Sandhya Mehrotra completed her Ph.D in the year 2003 from National Botanical Research Institute, Lucknow, India. Thereafter she did a post doctoral fellowship at Nara Institute of Science and Technology, Nara, Japan. Currently, she is Associate Professor of Biology at Birla Institute of Technology and Science, (BITS, Pilani), Goa Campus. She has over 30 publications with an H-index of 8 and has served as reviewer of several journals.
Abstract
Integration of cyanobacterial bicarbonate transporters into the inner envelope membrane of chloroplast of C3 plants is assumed to enhance their photosynthetic performance. SbtA transporter has been looked upon as one of the most potential candidate for achieving this objective. In the present study, we attempted installing SbtA transporter protein from Synechococcus elongatus PCC 7942 to the inner chloroplast envelope of Nicotiana chloroplasts via nuclear transformation. The sbtA gene was fused with two transit peptide sequences viz., TNaXTP (transit peptide from AT3G56160.1) and TMDTP (transit peptide from AT2G02590.1) from inner envelope targeted proteins of Arabidopsis thaliana to generate fusion constructs in a GFP vector (pCAMBIA 1302).

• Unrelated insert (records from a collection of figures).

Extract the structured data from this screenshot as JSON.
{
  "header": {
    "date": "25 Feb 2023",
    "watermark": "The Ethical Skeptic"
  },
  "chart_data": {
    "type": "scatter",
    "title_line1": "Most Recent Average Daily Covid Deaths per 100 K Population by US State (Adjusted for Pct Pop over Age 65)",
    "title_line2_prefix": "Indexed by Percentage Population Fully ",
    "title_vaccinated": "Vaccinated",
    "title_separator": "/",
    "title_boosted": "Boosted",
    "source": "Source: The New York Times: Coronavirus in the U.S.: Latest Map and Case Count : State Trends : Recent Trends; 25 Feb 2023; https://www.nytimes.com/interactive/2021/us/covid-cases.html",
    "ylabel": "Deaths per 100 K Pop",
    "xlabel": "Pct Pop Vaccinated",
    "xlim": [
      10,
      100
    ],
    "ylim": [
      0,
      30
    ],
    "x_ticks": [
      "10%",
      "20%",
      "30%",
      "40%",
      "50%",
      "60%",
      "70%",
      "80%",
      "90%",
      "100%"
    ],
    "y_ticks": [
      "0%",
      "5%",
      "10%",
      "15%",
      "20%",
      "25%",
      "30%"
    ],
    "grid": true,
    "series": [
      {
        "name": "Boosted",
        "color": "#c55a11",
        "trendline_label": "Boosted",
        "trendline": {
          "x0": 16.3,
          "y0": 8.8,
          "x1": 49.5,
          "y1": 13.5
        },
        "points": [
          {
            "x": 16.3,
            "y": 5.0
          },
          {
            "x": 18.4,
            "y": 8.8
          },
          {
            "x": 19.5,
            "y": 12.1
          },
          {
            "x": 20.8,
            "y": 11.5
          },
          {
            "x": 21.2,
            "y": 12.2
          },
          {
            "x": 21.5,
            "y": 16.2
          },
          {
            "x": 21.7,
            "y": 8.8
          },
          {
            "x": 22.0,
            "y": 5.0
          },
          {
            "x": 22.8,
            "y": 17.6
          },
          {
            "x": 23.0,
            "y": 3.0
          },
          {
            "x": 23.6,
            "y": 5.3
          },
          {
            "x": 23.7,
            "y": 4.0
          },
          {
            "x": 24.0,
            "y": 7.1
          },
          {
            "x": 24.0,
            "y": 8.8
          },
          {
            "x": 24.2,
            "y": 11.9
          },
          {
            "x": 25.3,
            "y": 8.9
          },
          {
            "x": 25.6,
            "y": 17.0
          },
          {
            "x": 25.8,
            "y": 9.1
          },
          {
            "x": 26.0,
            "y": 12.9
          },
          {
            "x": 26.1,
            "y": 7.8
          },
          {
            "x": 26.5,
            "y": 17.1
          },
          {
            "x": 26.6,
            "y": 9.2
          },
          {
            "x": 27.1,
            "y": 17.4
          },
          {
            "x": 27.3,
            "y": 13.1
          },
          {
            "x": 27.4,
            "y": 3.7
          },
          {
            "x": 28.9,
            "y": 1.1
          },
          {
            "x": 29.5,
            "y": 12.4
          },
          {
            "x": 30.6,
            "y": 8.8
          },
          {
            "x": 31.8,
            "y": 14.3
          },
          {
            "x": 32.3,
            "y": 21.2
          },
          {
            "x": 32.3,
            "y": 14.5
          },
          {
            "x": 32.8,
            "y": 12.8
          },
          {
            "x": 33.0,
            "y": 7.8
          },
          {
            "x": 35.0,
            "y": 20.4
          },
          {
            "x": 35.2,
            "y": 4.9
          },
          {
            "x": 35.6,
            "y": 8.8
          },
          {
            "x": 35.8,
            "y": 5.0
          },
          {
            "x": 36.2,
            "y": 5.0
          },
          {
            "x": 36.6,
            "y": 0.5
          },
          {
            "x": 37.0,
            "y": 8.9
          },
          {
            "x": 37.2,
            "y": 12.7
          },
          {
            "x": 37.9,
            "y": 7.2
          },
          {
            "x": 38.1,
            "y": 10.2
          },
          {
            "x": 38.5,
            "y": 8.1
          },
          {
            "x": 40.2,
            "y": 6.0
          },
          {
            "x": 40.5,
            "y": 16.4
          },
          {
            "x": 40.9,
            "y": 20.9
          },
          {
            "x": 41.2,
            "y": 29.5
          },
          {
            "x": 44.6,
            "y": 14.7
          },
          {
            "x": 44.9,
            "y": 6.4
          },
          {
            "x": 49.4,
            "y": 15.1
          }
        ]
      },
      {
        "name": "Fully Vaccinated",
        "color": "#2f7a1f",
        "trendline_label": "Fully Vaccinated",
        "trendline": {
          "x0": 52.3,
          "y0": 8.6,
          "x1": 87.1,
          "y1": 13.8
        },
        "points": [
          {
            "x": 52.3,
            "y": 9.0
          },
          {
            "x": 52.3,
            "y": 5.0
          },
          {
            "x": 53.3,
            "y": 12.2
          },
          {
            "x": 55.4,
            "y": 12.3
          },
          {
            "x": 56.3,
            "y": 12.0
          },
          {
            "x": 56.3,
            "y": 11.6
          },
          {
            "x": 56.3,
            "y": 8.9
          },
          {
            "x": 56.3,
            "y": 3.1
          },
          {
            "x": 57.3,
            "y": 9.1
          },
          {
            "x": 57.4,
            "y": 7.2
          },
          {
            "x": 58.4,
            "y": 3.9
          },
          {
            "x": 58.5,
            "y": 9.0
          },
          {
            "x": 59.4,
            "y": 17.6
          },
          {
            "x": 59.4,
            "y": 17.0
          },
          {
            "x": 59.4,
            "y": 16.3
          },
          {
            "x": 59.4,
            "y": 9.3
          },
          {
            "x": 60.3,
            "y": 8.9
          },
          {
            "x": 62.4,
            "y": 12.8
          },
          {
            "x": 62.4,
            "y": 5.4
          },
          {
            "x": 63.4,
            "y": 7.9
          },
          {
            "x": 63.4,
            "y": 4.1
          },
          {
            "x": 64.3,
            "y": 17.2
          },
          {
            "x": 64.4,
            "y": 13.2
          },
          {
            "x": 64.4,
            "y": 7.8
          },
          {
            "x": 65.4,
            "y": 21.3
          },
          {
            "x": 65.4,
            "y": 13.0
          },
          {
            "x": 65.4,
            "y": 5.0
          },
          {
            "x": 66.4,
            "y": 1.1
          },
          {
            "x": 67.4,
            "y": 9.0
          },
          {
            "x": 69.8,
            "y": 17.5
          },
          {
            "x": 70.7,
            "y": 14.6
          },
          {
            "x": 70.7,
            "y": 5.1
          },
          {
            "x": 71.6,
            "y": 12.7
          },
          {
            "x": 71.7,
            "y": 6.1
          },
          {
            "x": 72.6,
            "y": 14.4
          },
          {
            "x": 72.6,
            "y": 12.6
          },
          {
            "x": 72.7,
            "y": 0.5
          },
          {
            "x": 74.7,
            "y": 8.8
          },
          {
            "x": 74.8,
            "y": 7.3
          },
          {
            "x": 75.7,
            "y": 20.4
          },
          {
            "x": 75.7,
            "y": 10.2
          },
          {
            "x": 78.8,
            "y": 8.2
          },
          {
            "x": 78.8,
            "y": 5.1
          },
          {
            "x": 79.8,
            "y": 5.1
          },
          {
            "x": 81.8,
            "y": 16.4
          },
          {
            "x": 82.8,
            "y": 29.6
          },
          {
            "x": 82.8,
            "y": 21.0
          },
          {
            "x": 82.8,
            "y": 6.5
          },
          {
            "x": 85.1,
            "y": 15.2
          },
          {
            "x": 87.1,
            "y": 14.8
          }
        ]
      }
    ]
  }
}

Transient as well as stable expression of the gene was studied by transforming N. benthamiana by agroinfiltration and N. tabacum by Agrobacterium mediated co-culture method. Expression of the transgene in N. benthamiana was confirmed by PCR and RT-PCR at DNA and mRNA level respectively and by western blotting at protein level by using anti-GFP primary antibody and horseradish peroxidase (HRP) conjugated anti-rabbit secondary antibody. Stable plants of N. tabacum carrying the gene of interest were generated on MS medium with selection agents and analysed by gene specific PCR analysis. Confocal images of the protoplasts reveal chloroplastic location of the protein in both the constructs. The work highlights the importance of signal sequence (cTP) in targeting large non-chloroplastic transmembrane proteins to the chloroplasts by transformation of nuclear genome. It provides a preliminary yet valuable basis for future manipulations of chloroplast function for improving plant photosynthesis.